The new year also found the Biden Administration making some important policy decisions related to past litigation.

On January 18, the Army Corps of Engineers and the U.S. Environmental Protection Agency published their final rule on “Waters of the United States” (WOTUS) in the Federal Register.  The new rule, which will become effective 60 days after publication in the Federal Register, attempts to clarify which bodies of water, wetlands and waterways are protected under the federal Clean Water Act.  The Biden administration rule will protect more wetlands and streams than the previous regulation issued under President Trump. However, the Biden administration rule is less expansive than the Obama administration’s WOTUS rule, which included isolated wetlands.  Recent litigation was discussed hereThis article discusses the case currently before the Supreme Court.

On January 25, the Secretary of Agriculture announced that the Forest Service would reinstate a rule to again prohibit road-building and timber harvest in unroaded areas of the Tongass National Forest.  Lawsuits followed the last time the rule was imposed, and in 2020 after it was removed by the Trump Administration (discussed here).  The USDA press release cited a directive from President Biden at the start of his term to review and address rules enacted under Trump that might conflict with environmental and climate aims laid out by Biden.

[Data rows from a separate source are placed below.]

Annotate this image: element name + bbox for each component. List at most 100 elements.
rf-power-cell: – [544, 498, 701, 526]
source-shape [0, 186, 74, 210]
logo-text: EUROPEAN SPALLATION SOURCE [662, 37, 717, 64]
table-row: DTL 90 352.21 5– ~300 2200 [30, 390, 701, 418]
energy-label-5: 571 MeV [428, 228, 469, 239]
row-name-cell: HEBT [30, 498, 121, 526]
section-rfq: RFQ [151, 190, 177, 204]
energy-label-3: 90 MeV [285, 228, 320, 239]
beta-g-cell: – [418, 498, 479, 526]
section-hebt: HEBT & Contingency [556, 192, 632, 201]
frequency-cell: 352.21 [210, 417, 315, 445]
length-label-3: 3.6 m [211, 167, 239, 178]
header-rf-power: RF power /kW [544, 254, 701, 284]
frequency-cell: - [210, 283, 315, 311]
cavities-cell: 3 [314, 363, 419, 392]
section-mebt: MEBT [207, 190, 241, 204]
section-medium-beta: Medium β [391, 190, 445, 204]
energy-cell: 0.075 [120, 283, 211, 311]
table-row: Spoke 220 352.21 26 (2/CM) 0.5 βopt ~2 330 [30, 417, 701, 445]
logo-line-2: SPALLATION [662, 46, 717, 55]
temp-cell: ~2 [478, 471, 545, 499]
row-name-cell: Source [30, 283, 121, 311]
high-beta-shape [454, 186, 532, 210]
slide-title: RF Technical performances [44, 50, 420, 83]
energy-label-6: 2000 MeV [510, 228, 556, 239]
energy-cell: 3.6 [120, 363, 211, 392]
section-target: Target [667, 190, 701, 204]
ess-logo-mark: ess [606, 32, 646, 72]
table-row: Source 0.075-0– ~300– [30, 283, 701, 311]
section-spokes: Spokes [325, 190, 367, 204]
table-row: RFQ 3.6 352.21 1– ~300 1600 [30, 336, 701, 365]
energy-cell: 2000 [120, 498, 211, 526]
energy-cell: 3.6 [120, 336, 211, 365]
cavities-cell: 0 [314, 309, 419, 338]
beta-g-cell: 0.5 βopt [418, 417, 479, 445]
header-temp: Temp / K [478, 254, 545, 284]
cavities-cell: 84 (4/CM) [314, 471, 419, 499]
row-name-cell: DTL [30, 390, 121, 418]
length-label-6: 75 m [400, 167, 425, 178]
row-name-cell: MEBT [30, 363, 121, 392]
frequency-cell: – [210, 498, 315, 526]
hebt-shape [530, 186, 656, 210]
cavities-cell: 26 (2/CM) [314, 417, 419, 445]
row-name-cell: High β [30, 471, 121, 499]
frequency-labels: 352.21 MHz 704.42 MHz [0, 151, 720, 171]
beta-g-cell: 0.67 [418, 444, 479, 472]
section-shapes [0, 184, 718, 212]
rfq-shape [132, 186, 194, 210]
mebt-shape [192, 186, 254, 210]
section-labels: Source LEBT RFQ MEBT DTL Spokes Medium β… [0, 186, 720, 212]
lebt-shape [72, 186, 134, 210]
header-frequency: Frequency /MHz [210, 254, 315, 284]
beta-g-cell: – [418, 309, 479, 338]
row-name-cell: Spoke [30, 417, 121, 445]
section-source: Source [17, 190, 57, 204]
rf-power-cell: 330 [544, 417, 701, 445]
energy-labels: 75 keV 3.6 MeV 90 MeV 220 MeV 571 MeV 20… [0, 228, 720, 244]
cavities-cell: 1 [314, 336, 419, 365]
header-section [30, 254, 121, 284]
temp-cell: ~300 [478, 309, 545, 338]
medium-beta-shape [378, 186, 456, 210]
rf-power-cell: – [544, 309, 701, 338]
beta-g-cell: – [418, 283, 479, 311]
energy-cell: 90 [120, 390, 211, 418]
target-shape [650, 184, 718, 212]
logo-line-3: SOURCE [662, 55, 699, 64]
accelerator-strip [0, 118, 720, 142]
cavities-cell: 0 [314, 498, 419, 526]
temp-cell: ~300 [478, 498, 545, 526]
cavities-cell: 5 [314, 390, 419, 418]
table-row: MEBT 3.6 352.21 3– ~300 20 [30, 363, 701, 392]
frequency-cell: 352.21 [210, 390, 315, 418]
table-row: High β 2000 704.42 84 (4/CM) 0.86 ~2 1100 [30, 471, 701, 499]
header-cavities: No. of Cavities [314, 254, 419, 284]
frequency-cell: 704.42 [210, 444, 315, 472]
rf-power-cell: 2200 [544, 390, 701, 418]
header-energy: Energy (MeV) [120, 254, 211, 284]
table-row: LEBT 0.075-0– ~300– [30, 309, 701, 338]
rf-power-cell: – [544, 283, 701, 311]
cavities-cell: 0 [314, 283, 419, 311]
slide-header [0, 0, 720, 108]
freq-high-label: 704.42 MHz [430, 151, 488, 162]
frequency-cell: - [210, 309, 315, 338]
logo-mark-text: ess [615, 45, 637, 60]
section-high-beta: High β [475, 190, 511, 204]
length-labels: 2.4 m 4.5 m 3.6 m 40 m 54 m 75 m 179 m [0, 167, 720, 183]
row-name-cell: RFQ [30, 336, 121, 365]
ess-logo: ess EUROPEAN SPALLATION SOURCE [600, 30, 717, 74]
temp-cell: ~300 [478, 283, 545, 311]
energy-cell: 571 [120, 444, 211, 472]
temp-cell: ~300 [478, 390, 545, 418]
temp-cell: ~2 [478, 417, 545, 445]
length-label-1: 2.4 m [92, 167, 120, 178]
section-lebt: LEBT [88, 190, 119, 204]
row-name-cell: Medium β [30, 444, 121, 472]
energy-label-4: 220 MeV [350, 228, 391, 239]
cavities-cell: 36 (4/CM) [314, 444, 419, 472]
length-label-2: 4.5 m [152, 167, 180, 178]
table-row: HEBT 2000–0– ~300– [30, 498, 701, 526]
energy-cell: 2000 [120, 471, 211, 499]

On January 26, the Interior Department issued a 20-year mining moratorium for over 225,000 acres of the Superior National Forest upstream from the Boundary Waters Canoe Area Wilderness in northeastern Minnesota.  This includes an area that had been eyed for a potential copper and nickel mine by Twin Metals Minnesota, and has been the subject of litigation.  This withdrawal decision came after the Bureau of Land Management and the Forest Service evaluated the environmental impacts of mineral development in the region.

 

The U. S. Fish and Wildlife Service has also made a couple of decisions for species found on national forests.

On October 18, 2022, the U. S. Fish and Wildlife Service proposed listing two salamander species found on the Sequoia National Forest under the Endangered Species Act and proposed designating critical habitat on national forest lands.  The Service determined that the main threats impacting the Kern Canyon slender salamander include those posed by increasing grazing, recreation, fire, and climate change, and warrant listing the species as threatened, while the relictual slender salamander faces threats primarily caused by roads, grazing, fire, timber harvest, and hazard tree removal, and it would be listed as endangered. The Kern Plateau salamander (also found on the Inyo National Forest) was not proposed for listing.  National forest plans were cited for protecting all three species.  (The comment period closed in December.)

On January 30, the U.S. Fish and Wildlife Service protected the Sacramento Mountains checkerspot butterfly as an endangered species.  The butterfly is found only in high-elevation meadows on the Lincoln National Forest in southern New Mexico.  Only two small populations of the butterfly remain because most of its habitat has been degraded by grazing, development and motorized recreation.